COPD patients are largely asymptomatic until later stages when prognosis is generally poor. Here, by shifting the focus forward to pre-COPD and smoking stages, we found the peak of reactive oxygen species (ROS) level and hypoxia character are enriched in pre-COPD samples, and hypoxia inducible factor (HIF)-3a is the key factor. Smoking induced regional tissue hypoxia and emphysema have been found in COPD patients. However, the mechanisms underlying hypoxia especially HIF-3a and COPD have not been investigated. In this study, by leveraging scRNA-seq and EpCAM co-localization analysis we identified HIF-3a is downregulated in alveolar epithelial cells in COPD. In vitro experiments using lentivirus transfection, bulk-RNA seq and RSL3 we found the activation of HIF-3a-GPx4 axis inhibits alveolar epithelial cell ferroptosis under the treatment of cigarettes smoking extracts (CSE). Further results from SftpcCreert2/+R26LSL-Hif3a knock-in mice demonstrated overexpression of HIF-3a inhibits alveolar epithelial cells ferroptosis and prevents the declining of lung function. Our data suggest the activation of HIF-3a-GPx4 axis prevents COPD by inhibiting alveolar epithelial cells ferroptosis. By leveraging this comprehensive analysis method, more promising treatment targets will be found and enhance our understanding to the pathogenesis. Overall design: To explore the decades long COPD pathogenesis process by including non-smokers, smokers, pre-COPD and COPD patients.Using transcriptomics technology to delineate the changing chracter.

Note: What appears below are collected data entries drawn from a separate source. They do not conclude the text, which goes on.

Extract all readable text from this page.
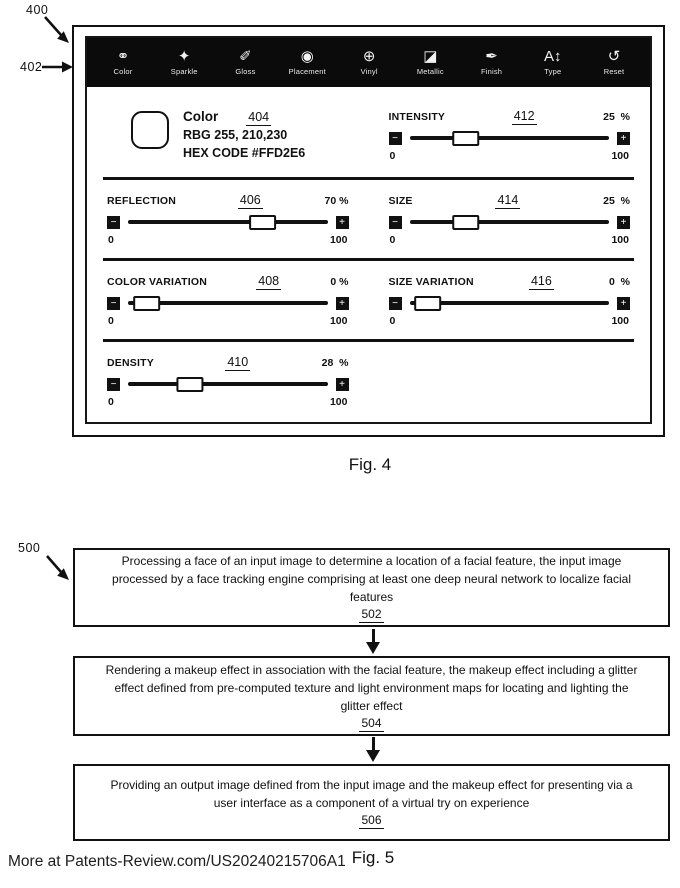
400
402
⚭
Color
✦
Sparkle
✐
Gloss
◉
Placement
⊕
Vinyl
◪
Metallic
✒
Finish
A↕
Type
↺
Reset
Color 404
RBG 255, 210,230
HEX CODE #FFD2E6
INTENSITY	412	25  %
−	+
0	100
REFLECTION	406	70 %
−	+
0	100
SIZE	414	25  %
−	+
0	100
COLOR VARIATION	408	0 %
−	+
0	100
SIZE VARIATION	416	0  %
−	+
0	100
DENSITY	410	28  %
−	+
0	100
Fig. 4
500
Processing a face of an input image to determine a location of a facial feature, the input image processed by a face tracking engine comprising at least one deep neural network to localize facial features
502
Rendering a makeup effect in association with the facial feature, the makeup effect including a glitter effect defined from pre-computed texture and light environment maps for locating and lighting the glitter effect
504
Providing an output image defined from the input image and the makeup effect for presenting via a user interface as a component of a virtual try on experience
506
More at Patents-Review.com/US20240215706A1 Fig. 5
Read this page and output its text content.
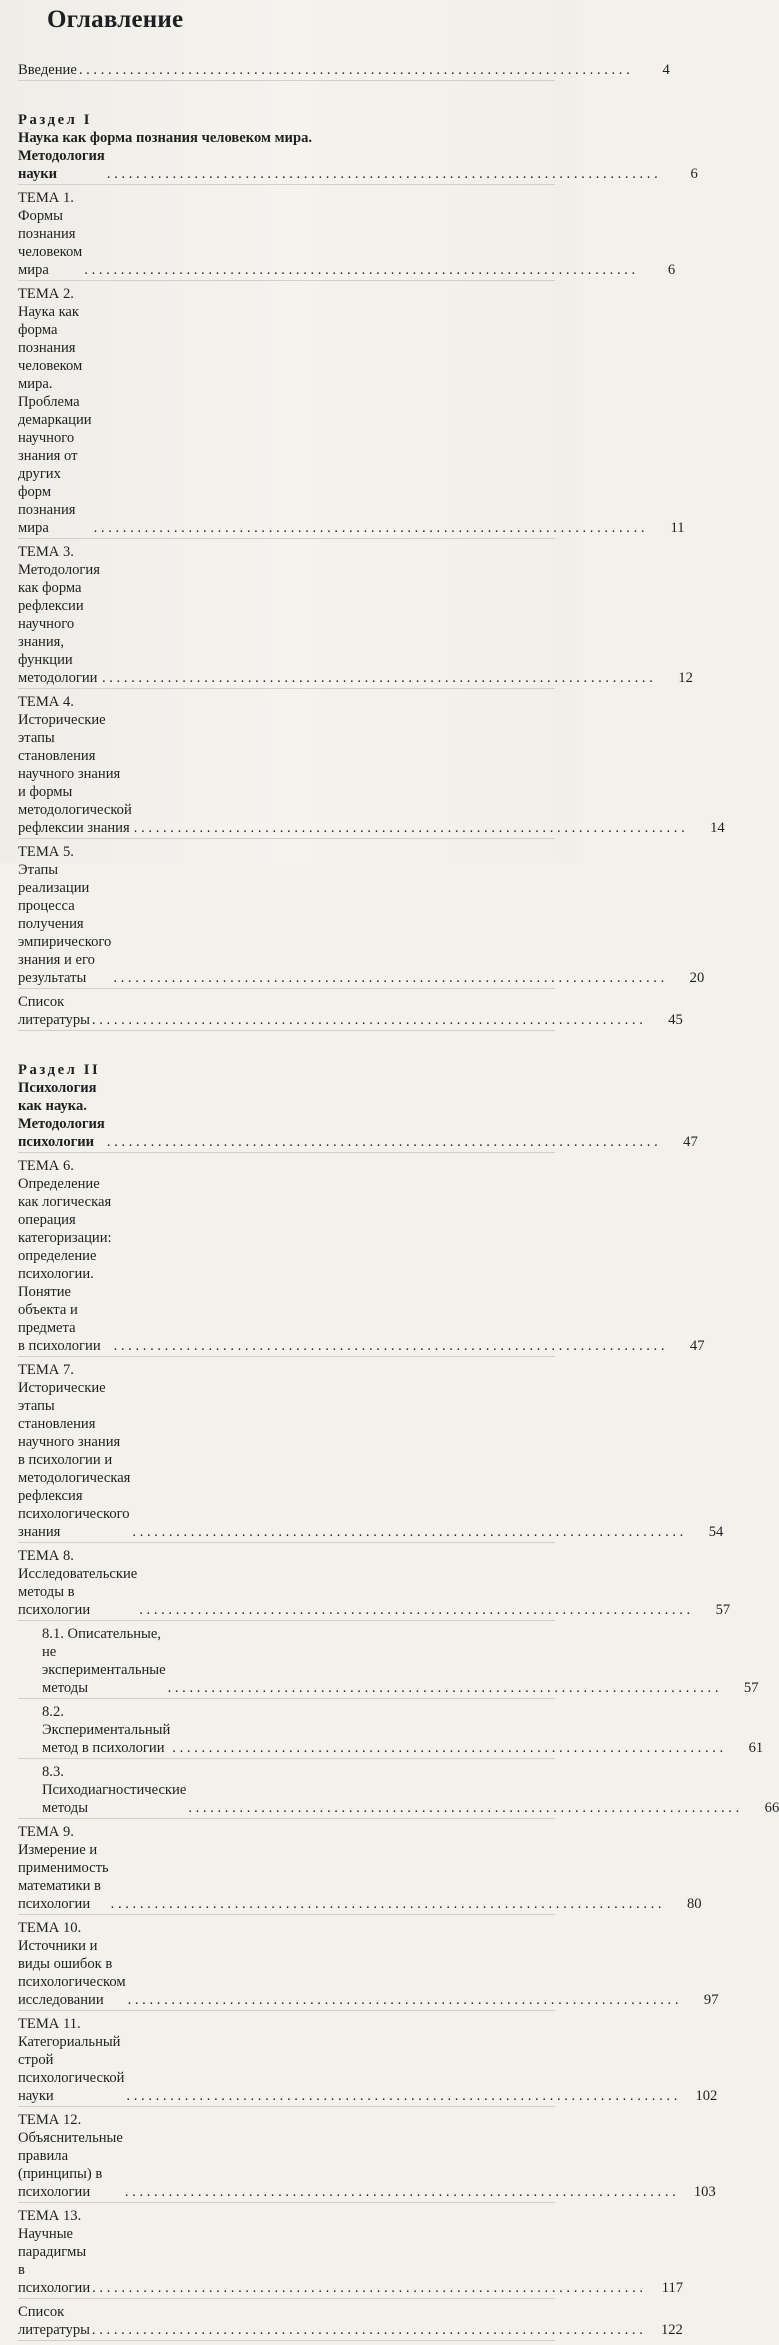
Оглавление
Введение . . .	4
Раздел I
Наука как форма познания человеком мира.
Методология науки . . .	6
ТЕМА 1. Формы познания человеком мира . . .	6
ТЕМА 2. Наука как форма познания человеком мира. Проблема
демаркации научного знания от других форм познания мира . . .	11
ТЕМА 3. Методология как форма рефлексии научного знания,
функции методологии . . .	12
ТЕМА 4. Исторические этапы становления научного знания
и формы методологической рефлексии знания . . .	14
ТЕМА 5. Этапы реализации процесса получения эмпирического
знания и его результаты . . .	20
Список литературы . . .	45
Раздел II
Психология как наука. Методология психологии . . .	47
ТЕМА 6. Определение как логическая операция категоризации:
определение психологии. Понятие объекта и предмета
в психологии . . .	47
ТЕМА 7. Исторические этапы становления научного знания
в психологии и методологическая рефлексия психологического
знания . . .	54
ТЕМА 8. Исследовательские методы в психологии . . .	57
8.1. Описательные, не экспериментальные методы . . .	57
8.2. Экспериментальный метод в психологии . . .	61
8.3. Психодиагностические методы . . .	66
ТЕМА 9. Измерение и применимость математики в психологии . . .	80
ТЕМА 10. Источники и виды ошибок в психологическом
исследовании . . .	97
ТЕМА 11. Категориальный строй психологической науки . . .	102
ТЕМА 12. Объяснительные правила (принципы) в психологии . . .	103
ТЕМА 13. Научные парадигмы в психологии . . .	117
Список литературы . . .	122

慢性阻塞性肺疾病（Chronic Obstructive Pulmonary Disease, COPD）患者在疾病进展至晚期前大多无明显临床症状，此时预后通常较差。本研究将研究焦点前移至COPD前期与吸烟阶段，发现活性氧（reactive oxygen species, ROS）水平峰值与缺氧特征在COPD前期样本中显著富集，且缺氧诱导因子（hypoxia inducible factor, HIF）-3α为核心调控因子。 吸烟可诱导COPD患者出现局部组织缺氧及肺气肿，但缺氧相关分子机制尤其是HIF-3α与COPD的关联尚未得到系统研究。 本研究通过单细胞RNA测序（single-cell RNA sequencing, scRNA-seq）与上皮细胞黏附分子（Epithelial Cell Adhesion Molecule, EpCAM）共定位分析，证实COPD患者肺泡上皮细胞中HIF-3α表达水平下调。 本研究通过慢病毒转染、批量RNA测序及铁死亡诱导剂RSL3开展体外实验，结果显示在香烟烟雾提取物（cigarette smoking extracts, CSE）处理条件下，HIF-3α-谷胱甘肽过氧化物酶4（GPx4）轴的激活可有效抑制肺泡上皮细胞铁死亡。 进一步通过SftpcCreert2/+R26LSL-Hif3a敲入小鼠的体内实验证实，HIF-3α过表达可抑制肺泡上皮细胞铁死亡并延缓肺功能下降。 本研究数据表明，激活HIF-3α-GPx4轴可通过抑制肺泡上皮细胞铁死亡从而延缓COPD进展。通过本研究采用的综合分析策略，有望发现更多具有转化潜力的治疗靶点，加深我们对COPD发病机制的理解。 整体实验设计：通过纳入非吸烟者、吸烟者、COPD前期人群与COPD患者，探究COPD长达数十年的发病机制进程；并借助转录组学技术刻画疾病相关分子特征的动态变化。